Can The Market Really Work In Health Care?

This article was originally posted at on May 22, 2018.

For as long as I have been in the field, health economics has been dominated by the idea that the free market can’t work in health care.

Being a contrarian, I’m prepared to ask: What if the free market could work? What would it look like?

Say you need a knee replacement. You would upload your x-rays and other medical information to a secure site. Then, doctors (who have already been screened for trustworthiness, quality, and reliability) would have access to your records and they could submit bids on your care.

As with the sale of other services, three things matter in health care: price, quality and amenities. Price is probably the easiest of the three. In our imaginary free market, if a surgeon can’t tell you what it’s going to cost, there will be no deal from the get-go.

What about quality? There would be a way for you to check on the credentials of your prospective surgeons. Where were they trained? How many years have they been in practice? Any malpractice suits? Any indicators of patient satisfaction or dissatisfaction? Also, you would be able to form a personal relationship with your physician – by phone, by email and by Skype – before consummating a transaction.

What about amenities? You are probably going to spend a day or two recovering in a hospital. What do the rooms look like? How about the food? What facilities exist to accommodate a spouse or caregiver?

In my imaginary world, I envision an online marketplace for knee and hip replacements, diagnostic tests, other common surgical procedures … but wait.

Turns out there is no need to strain my imagination. Each year more than 63,000 Canadians go outside their country for medical care – mainly coming to the United States — because they tire of waiting for free care back home. Many of them are already experiencing what I was only imagining.

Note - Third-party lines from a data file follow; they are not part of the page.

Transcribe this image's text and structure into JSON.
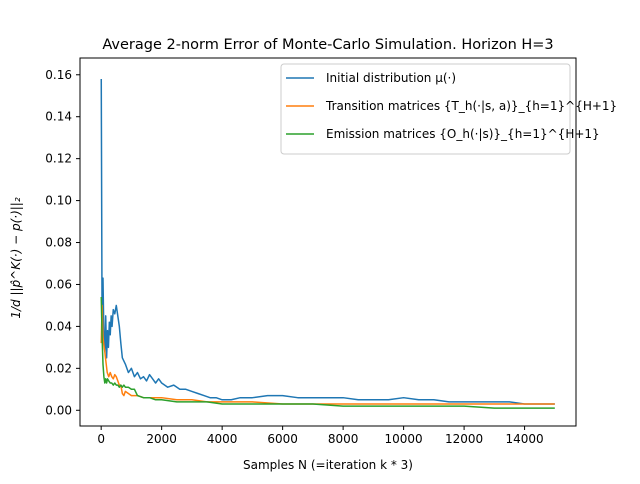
{
  "chart_data": {
    "type": "line",
    "title": "Average 2-norm Error of Monte-Carlo Simulation. Horizon H=3",
    "xlabel": "Samples N (=iteration k * 3)",
    "ylabel": "1/d ||p̂^K(·) − p(·)||₂",
    "xlim": [
      -700,
      15700
    ],
    "ylim": [
      -0.0075,
      0.168
    ],
    "xticks": [
      0,
      2000,
      4000,
      6000,
      8000,
      10000,
      12000,
      14000
    ],
    "xtick_labels": [
      "0",
      "2000",
      "4000",
      "6000",
      "8000",
      "10000",
      "12000",
      "14000"
    ],
    "yticks": [
      0.0,
      0.02,
      0.04,
      0.06,
      0.08,
      0.1,
      0.12,
      0.14,
      0.16
    ],
    "ytick_labels": [
      "0.00",
      "0.02",
      "0.04",
      "0.06",
      "0.08",
      "0.10",
      "0.12",
      "0.14",
      "0.16"
    ],
    "grid": false,
    "legend_position": "top-right",
    "series": [
      {
        "name": "Initial distribution μ(·)",
        "color": "#1f77b4",
        "x": [
          3,
          30,
          60,
          90,
          120,
          150,
          180,
          210,
          240,
          270,
          300,
          330,
          360,
          400,
          450,
          500,
          550,
          600,
          650,
          700,
          800,
          900,
          1000,
          1100,
          1200,
          1300,
          1400,
          1500,
          1600,
          1700,
          1800,
          1900,
          2000,
          2200,
          2400,
          2600,
          2800,
          3000,
          3200,
          3400,
          3600,
          3800,
          4000,
          4300,
          4600,
          5000,
          5500,
          6000,
          6500,
          7000,
          7500,
          8000,
          8500,
          9000,
          9500,
          10000,
          10500,
          11000,
          11500,
          12000,
          12500,
          13000,
          13500,
          14000,
          14500,
          15000
        ],
        "y": [
          0.158,
          0.04,
          0.063,
          0.035,
          0.028,
          0.045,
          0.025,
          0.038,
          0.03,
          0.042,
          0.036,
          0.045,
          0.04,
          0.048,
          0.046,
          0.05,
          0.045,
          0.04,
          0.032,
          0.025,
          0.022,
          0.018,
          0.02,
          0.016,
          0.018,
          0.015,
          0.016,
          0.014,
          0.017,
          0.015,
          0.013,
          0.015,
          0.013,
          0.011,
          0.012,
          0.01,
          0.01,
          0.009,
          0.008,
          0.007,
          0.006,
          0.006,
          0.005,
          0.005,
          0.006,
          0.006,
          0.007,
          0.007,
          0.006,
          0.006,
          0.006,
          0.006,
          0.005,
          0.005,
          0.005,
          0.006,
          0.005,
          0.005,
          0.004,
          0.004,
          0.004,
          0.004,
          0.004,
          0.003,
          0.003,
          0.003
        ]
      },
      {
        "name": "Transition matrices {T_h(·|s, a)}_{h=1}^{H+1}",
        "color": "#ff7f0e",
        "x": [
          3,
          30,
          60,
          90,
          120,
          150,
          200,
          250,
          300,
          350,
          400,
          450,
          500,
          550,
          600,
          650,
          700,
          750,
          800,
          900,
          1000,
          1200,
          1400,
          1600,
          1800,
          2000,
          2500,
          3000,
          3500,
          4000,
          5000,
          6000,
          7000,
          8000,
          9000,
          10000,
          11000,
          12000,
          13000,
          14000,
          15000
        ],
        "y": [
          0.032,
          0.05,
          0.035,
          0.031,
          0.028,
          0.024,
          0.018,
          0.016,
          0.018,
          0.016,
          0.015,
          0.017,
          0.016,
          0.014,
          0.012,
          0.012,
          0.008,
          0.007,
          0.009,
          0.008,
          0.007,
          0.007,
          0.006,
          0.006,
          0.006,
          0.006,
          0.005,
          0.005,
          0.004,
          0.004,
          0.004,
          0.003,
          0.003,
          0.003,
          0.003,
          0.003,
          0.003,
          0.003,
          0.003,
          0.003,
          0.003
        ]
      },
      {
        "name": "Emission matrices {O_h(·|s)}_{h=1}^{H+1}",
        "color": "#2ca02c",
        "x": [
          3,
          30,
          60,
          90,
          120,
          150,
          180,
          210,
          250,
          300,
          350,
          400,
          450,
          500,
          550,
          600,
          650,
          700,
          750,
          800,
          900,
          1000,
          1100,
          1200,
          1400,
          1600,
          1800,
          2000,
          2500,
          3000,
          3500,
          4000,
          5000,
          6000,
          7000,
          8000,
          9000,
          10000,
          11000,
          12000,
          13000,
          14000,
          15000
        ],
        "y": [
          0.054,
          0.035,
          0.022,
          0.016,
          0.013,
          0.015,
          0.013,
          0.015,
          0.014,
          0.013,
          0.013,
          0.012,
          0.013,
          0.012,
          0.012,
          0.011,
          0.012,
          0.011,
          0.012,
          0.011,
          0.011,
          0.01,
          0.01,
          0.007,
          0.006,
          0.006,
          0.005,
          0.005,
          0.004,
          0.004,
          0.004,
          0.003,
          0.003,
          0.003,
          0.003,
          0.002,
          0.002,
          0.002,
          0.002,
          0.002,
          0.001,
          0.001,
          0.001
        ]
      }
    ]
  }
}
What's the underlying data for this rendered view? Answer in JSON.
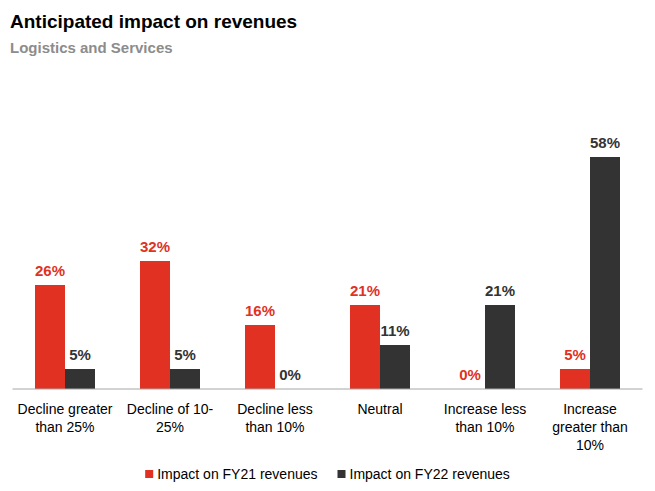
{
  "chart_data": {
    "type": "bar",
    "title": "Anticipated impact on revenues",
    "subtitle": "Logistics and Services",
    "categories": [
      "Decline greater than 25%",
      "Decline of 10-25%",
      "Decline less than 10%",
      "Neutral",
      "Increase less than 10%",
      "Increase greater than 10%"
    ],
    "series": [
      {
        "name": "Impact on FY21 revenues",
        "color": "#e03123",
        "values": [
          26,
          32,
          16,
          21,
          0,
          5
        ],
        "value_labels": [
          "26%",
          "32%",
          "16%",
          "21%",
          "0%",
          "5%"
        ]
      },
      {
        "name": "Impact on FY22 revenues",
        "color": "#333333",
        "values": [
          5,
          5,
          0,
          11,
          21,
          58
        ],
        "value_labels": [
          "5%",
          "5%",
          "0%",
          "11%",
          "21%",
          "58%"
        ]
      }
    ],
    "ylim": [
      0,
      60
    ],
    "data_labels": true,
    "tick_labels": "x",
    "grid": false,
    "legend": "bottom"
  }
}
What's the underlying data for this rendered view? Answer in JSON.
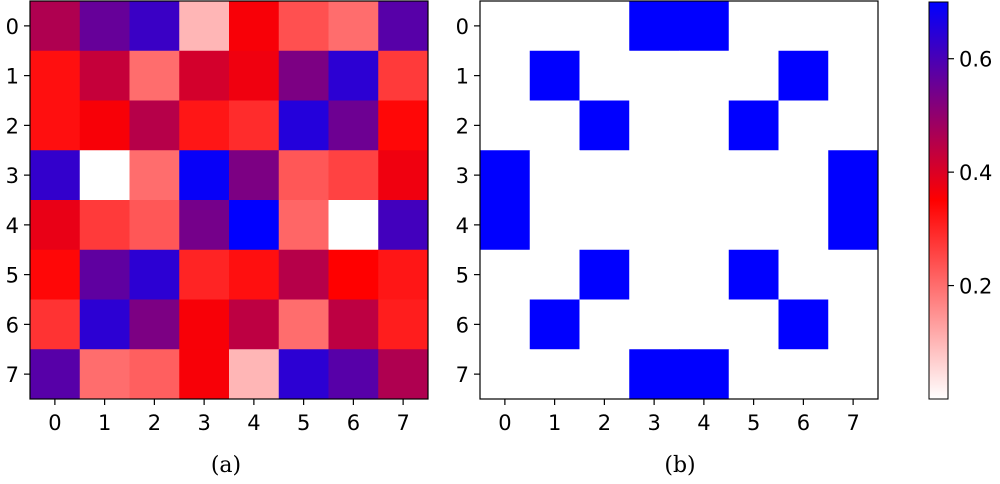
{
  "chart_data": [
    {
      "type": "heatmap",
      "caption": "(a)",
      "x_ticks": [
        "0",
        "1",
        "2",
        "3",
        "4",
        "5",
        "6",
        "7"
      ],
      "y_ticks": [
        "0",
        "1",
        "2",
        "3",
        "4",
        "5",
        "6",
        "7"
      ],
      "values": [
        [
          0.46,
          0.56,
          0.62,
          0.1,
          0.36,
          0.24,
          0.2,
          0.58
        ],
        [
          0.33,
          0.43,
          0.2,
          0.41,
          0.37,
          0.53,
          0.64,
          0.27
        ],
        [
          0.33,
          0.36,
          0.45,
          0.32,
          0.29,
          0.65,
          0.55,
          0.34
        ],
        [
          0.63,
          0.0,
          0.2,
          0.69,
          0.53,
          0.23,
          0.26,
          0.37
        ],
        [
          0.38,
          0.27,
          0.23,
          0.54,
          0.7,
          0.21,
          0.0,
          0.61
        ],
        [
          0.34,
          0.57,
          0.64,
          0.3,
          0.33,
          0.45,
          0.35,
          0.32
        ],
        [
          0.28,
          0.64,
          0.53,
          0.36,
          0.44,
          0.2,
          0.44,
          0.31
        ],
        [
          0.58,
          0.2,
          0.22,
          0.36,
          0.1,
          0.64,
          0.58,
          0.46
        ]
      ]
    },
    {
      "type": "heatmap",
      "caption": "(b)",
      "x_ticks": [
        "0",
        "1",
        "2",
        "3",
        "4",
        "5",
        "6",
        "7"
      ],
      "y_ticks": [
        "0",
        "1",
        "2",
        "3",
        "4",
        "5",
        "6",
        "7"
      ],
      "values": [
        [
          0,
          0,
          0,
          0.7,
          0.7,
          0,
          0,
          0
        ],
        [
          0,
          0.7,
          0,
          0,
          0,
          0,
          0.7,
          0
        ],
        [
          0,
          0,
          0.7,
          0,
          0,
          0.7,
          0,
          0
        ],
        [
          0.7,
          0,
          0,
          0,
          0,
          0,
          0,
          0.7
        ],
        [
          0.7,
          0,
          0,
          0,
          0,
          0,
          0,
          0.7
        ],
        [
          0,
          0,
          0.7,
          0,
          0,
          0.7,
          0,
          0
        ],
        [
          0,
          0.7,
          0,
          0,
          0,
          0,
          0.7,
          0
        ],
        [
          0,
          0,
          0,
          0.7,
          0.7,
          0,
          0,
          0
        ]
      ]
    }
  ],
  "colorbar": {
    "min": 0,
    "max": 0.7,
    "ticks": [
      0.2,
      0.4,
      0.6
    ],
    "tick_labels": [
      "0.2",
      "0.4",
      "0.6"
    ],
    "colors": [
      "#ffffff",
      "#ff0000",
      "#0000ff"
    ]
  }
}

Previously, I wrote about Health City Cayman Islands. The facility attracts patients from all over the Caribbean, from Central and South America and from the United States. The cost is about one-third less than what your employer or insurer would pay in the U.S. The quality appears to be better. The amenities, while not four-star, are definitely acceptable.

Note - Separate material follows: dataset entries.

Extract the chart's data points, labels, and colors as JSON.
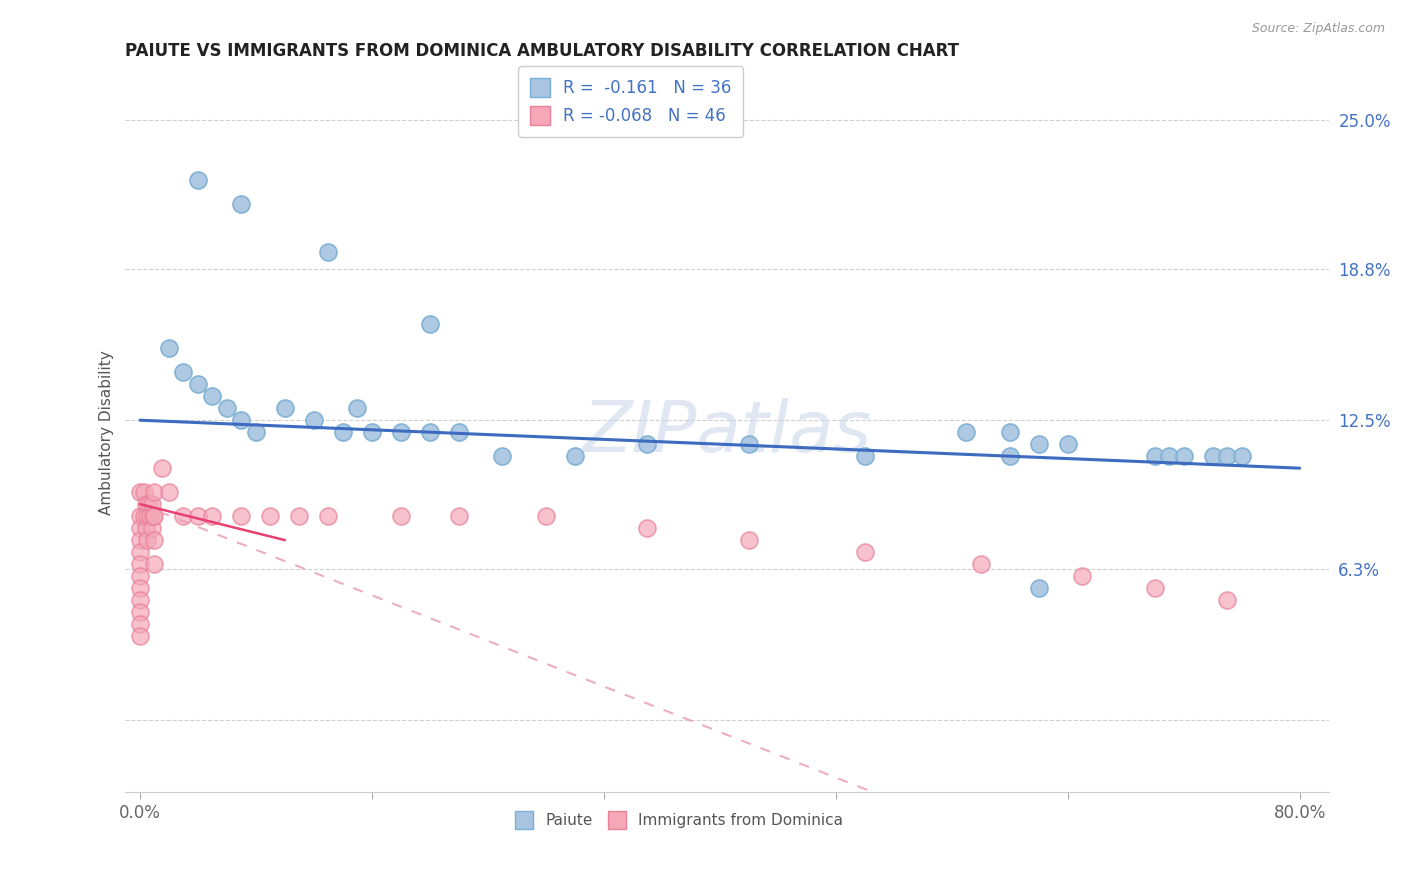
{
  "title": "PAIUTE VS IMMIGRANTS FROM DOMINICA AMBULATORY DISABILITY CORRELATION CHART",
  "source": "Source: ZipAtlas.com",
  "ylabel": "Ambulatory Disability",
  "xlim": [
    -0.01,
    0.82
  ],
  "ylim": [
    -0.03,
    0.27
  ],
  "ytick_vals": [
    0.0,
    0.063,
    0.125,
    0.188,
    0.25
  ],
  "ytick_labels": [
    "",
    "6.3%",
    "12.5%",
    "18.8%",
    "25.0%"
  ],
  "xtick_vals": [
    0.0,
    0.16,
    0.32,
    0.48,
    0.64,
    0.8
  ],
  "xtick_labels": [
    "0.0%",
    "",
    "",
    "",
    "",
    "80.0%"
  ],
  "paiute_color": "#a8c4e0",
  "paiute_edge_color": "#7aafd4",
  "dominica_color": "#f4a8b8",
  "dominica_edge_color": "#e8809a",
  "paiute_line_color": "#3d6bbf",
  "dominica_line_color": "#e89ab0",
  "legend_r1": "R =  -0.161   N = 36",
  "legend_r2": "R = -0.068   N = 46",
  "legend_label1": "Paiute",
  "legend_label2": "Immigrants from Dominica",
  "watermark": "ZIPatlas",
  "background_color": "#ffffff",
  "grid_color": "#d0d0d0",
  "paiute_x": [
    0.04,
    0.07,
    0.13,
    0.2,
    0.02,
    0.03,
    0.04,
    0.05,
    0.06,
    0.07,
    0.08,
    0.1,
    0.12,
    0.15,
    0.18,
    0.2,
    0.22,
    0.35,
    0.42,
    0.5,
    0.57,
    0.6,
    0.62,
    0.64,
    0.7,
    0.71,
    0.72,
    0.74,
    0.75,
    0.76,
    0.6,
    0.62,
    0.14,
    0.16,
    0.25,
    0.3
  ],
  "paiute_y": [
    0.225,
    0.215,
    0.195,
    0.165,
    0.155,
    0.145,
    0.14,
    0.135,
    0.13,
    0.125,
    0.12,
    0.13,
    0.125,
    0.13,
    0.12,
    0.12,
    0.12,
    0.115,
    0.115,
    0.11,
    0.12,
    0.12,
    0.115,
    0.115,
    0.11,
    0.11,
    0.11,
    0.11,
    0.11,
    0.11,
    0.11,
    0.055,
    0.12,
    0.12,
    0.11,
    0.11
  ],
  "dominica_x": [
    0.0,
    0.0,
    0.0,
    0.0,
    0.0,
    0.0,
    0.0,
    0.0,
    0.0,
    0.0,
    0.0,
    0.0,
    0.003,
    0.003,
    0.004,
    0.004,
    0.005,
    0.005,
    0.006,
    0.007,
    0.008,
    0.008,
    0.009,
    0.01,
    0.01,
    0.01,
    0.01,
    0.015,
    0.02,
    0.03,
    0.04,
    0.05,
    0.07,
    0.09,
    0.11,
    0.13,
    0.18,
    0.22,
    0.28,
    0.35,
    0.42,
    0.5,
    0.58,
    0.65,
    0.7,
    0.75
  ],
  "dominica_y": [
    0.095,
    0.085,
    0.08,
    0.075,
    0.07,
    0.065,
    0.06,
    0.055,
    0.05,
    0.045,
    0.04,
    0.035,
    0.095,
    0.085,
    0.09,
    0.08,
    0.085,
    0.075,
    0.09,
    0.085,
    0.09,
    0.08,
    0.085,
    0.095,
    0.085,
    0.075,
    0.065,
    0.105,
    0.095,
    0.085,
    0.085,
    0.085,
    0.085,
    0.085,
    0.085,
    0.085,
    0.085,
    0.085,
    0.085,
    0.08,
    0.075,
    0.07,
    0.065,
    0.06,
    0.055,
    0.05
  ]
}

But do you really have to be a Canadian or fly to the Caribbean to find a real market for medical care? Turns out you don’t.

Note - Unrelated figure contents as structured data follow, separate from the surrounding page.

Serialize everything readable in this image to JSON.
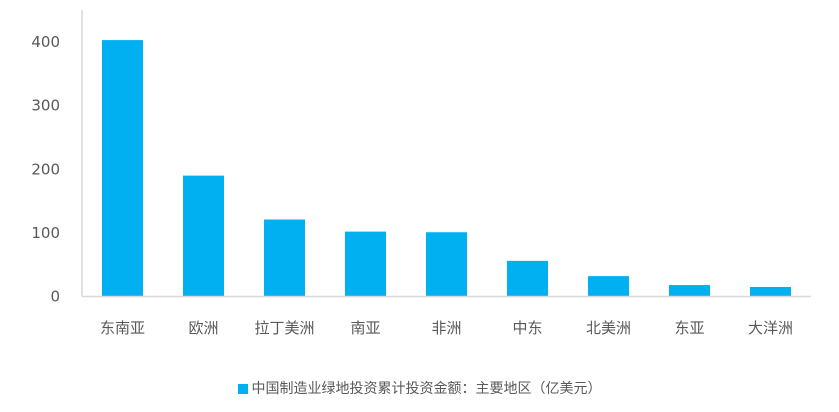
{
  "chart_data": {
    "type": "bar",
    "categories": [
      "东南亚",
      "欧洲",
      "拉丁美洲",
      "南亚",
      "非洲",
      "中东",
      "北美洲",
      "东亚",
      "大洋洲"
    ],
    "series": [
      {
        "name": "中国制造业绿地投资累计投资金额：主要地区（亿美元）",
        "values": [
          403,
          190,
          121,
          102,
          101,
          56,
          32,
          18,
          15
        ]
      }
    ],
    "yticks": [
      0,
      100,
      200,
      300,
      400
    ],
    "ylim": [
      0,
      400
    ],
    "grid": false,
    "legend": "bottom",
    "color": "#00B0F0"
  }
}
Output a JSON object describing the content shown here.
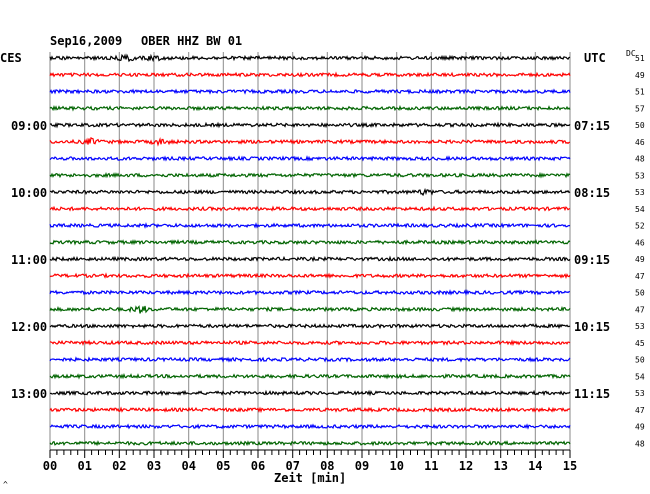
{
  "header": {
    "date": "Sep16,2009",
    "station": "OBER HHZ BW 01",
    "left_zone": "CES",
    "right_zone": "UTC",
    "dc_label": "DC"
  },
  "footer": {
    "xlabel": "Zeit [min]",
    "corner_mark": "^"
  },
  "chart_data": {
    "type": "line",
    "title": "Sep16,2009 OBER HHZ BW 01",
    "xlabel": "Zeit [min]",
    "xlim": [
      0,
      15
    ],
    "x_ticks": [
      "00",
      "01",
      "02",
      "03",
      "04",
      "05",
      "06",
      "07",
      "08",
      "09",
      "10",
      "11",
      "12",
      "13",
      "14",
      "15"
    ],
    "trace_colors": [
      "#000000",
      "#ff0000",
      "#0000ff",
      "#006400"
    ],
    "left_time_labels": [
      {
        "trace": 4,
        "label": "09:00"
      },
      {
        "trace": 8,
        "label": "10:00"
      },
      {
        "trace": 12,
        "label": "11:00"
      },
      {
        "trace": 16,
        "label": "12:00"
      },
      {
        "trace": 20,
        "label": "13:00"
      }
    ],
    "right_time_labels": [
      {
        "trace": 4,
        "label": "07:15"
      },
      {
        "trace": 8,
        "label": "08:15"
      },
      {
        "trace": 12,
        "label": "09:15"
      },
      {
        "trace": 16,
        "label": "10:15"
      },
      {
        "trace": 20,
        "label": "11:15"
      }
    ],
    "dc_values": [
      51,
      49,
      51,
      57,
      50,
      46,
      48,
      53,
      53,
      54,
      52,
      46,
      49,
      47,
      50,
      47,
      53,
      45,
      50,
      54,
      53,
      47,
      49,
      48
    ],
    "events": [
      {
        "trace": 0,
        "minute": 2.2,
        "strength": 2.2
      },
      {
        "trace": 0,
        "minute": 3.0,
        "strength": 1.6
      },
      {
        "trace": 5,
        "minute": 1.2,
        "strength": 2.4
      },
      {
        "trace": 5,
        "minute": 3.2,
        "strength": 2.0
      },
      {
        "trace": 8,
        "minute": 10.8,
        "strength": 1.8
      },
      {
        "trace": 15,
        "minute": 2.6,
        "strength": 3.0
      }
    ]
  }
}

Welcome to MediBid. I wrote about this company four years ago in Priceless. Since then it has grown from a fledgling enterprise guided by entrepreneur Ralph Weber into a thriving online market for care.

Weber says MediBid got about 3,500 requests last year from patients; and providers made 12,000 bids on those requests. They post all bids made at their Twitter feed, so you can actually see procedure prices streaming. There are more than 1,000 per month.

The average knee replacement on MediBid costs around $15,000. The normal charge by U.S. hospitals is around $60,000 and the average insurance payment is about $36,500.  A similar range exists for hip replacements, with an average Medibid price of about $19,000.

In Priceless, I wrote that Canadians can come to the U.S. and pay about half as much as we Americans pay. By taking advantage of Medibid, you and I can do the same thing. So can employer health plans.

So which hospitals are giving Canadians and MediBid patients 50% off? It could easily be a hospital right next door to you. Strange as it may seem, hospitals are willing to give traveling patients deals that they won’t give those of us who live nearby.

The reasons? Hospitals believe that if you live in their neighborhood, they’re going to get your business, regardless. Also, after your operation, your insurance company might argue over whether the operation should have been done in the first place. They might argue that there was no pre-authorization. They may argue over price. They may argue over many other things. And when the hospital finally gets its money, it might be a year or two after the fact.

The “medical tourism market,” as it’s sometimes called, has three requirements: (1) you have to be willing to travel and (2) you have to pay up front, and (3) there can be no insurance company interference after the fact.

Take a look at the accompanying table. It compares the average MediBid price with what private insurers are paying at the 30th percentile. That means that 70% of private payments were higher than the number shown. Even at that, MediBid buyers are saving 70% on MRI scans, 63% on CT scans, 53% on colonoscopies and 35% on ultrasounds – just to pick a few examples.

Medibid currently has 265,000 paid subscribers. That is, 265,000 individuals have paid for access to MediBid to shop for medical care, including 83 employer groups. Weber says employers using MediBid generally will save between 40% and 65%. He says they reduced the costs for one employer with 260 people from $2.3 million annually, to only $900,000. Another employer with 285 employees saw a reduction from $2.1 million to $1.1 million.

Here is the final irony. MediBid exists and profits for only one reason: the medical market is currently so imperfect. In the future, as hospitals lose more patients to rivals in other cities, they will likely wise up and begin to compete on price themselves.

When that happens, MediBid may find that its services are no longer needed. So MediBid may be starting something that will eventually put it out of business. But that would be a  proper end to a commendable endeavor.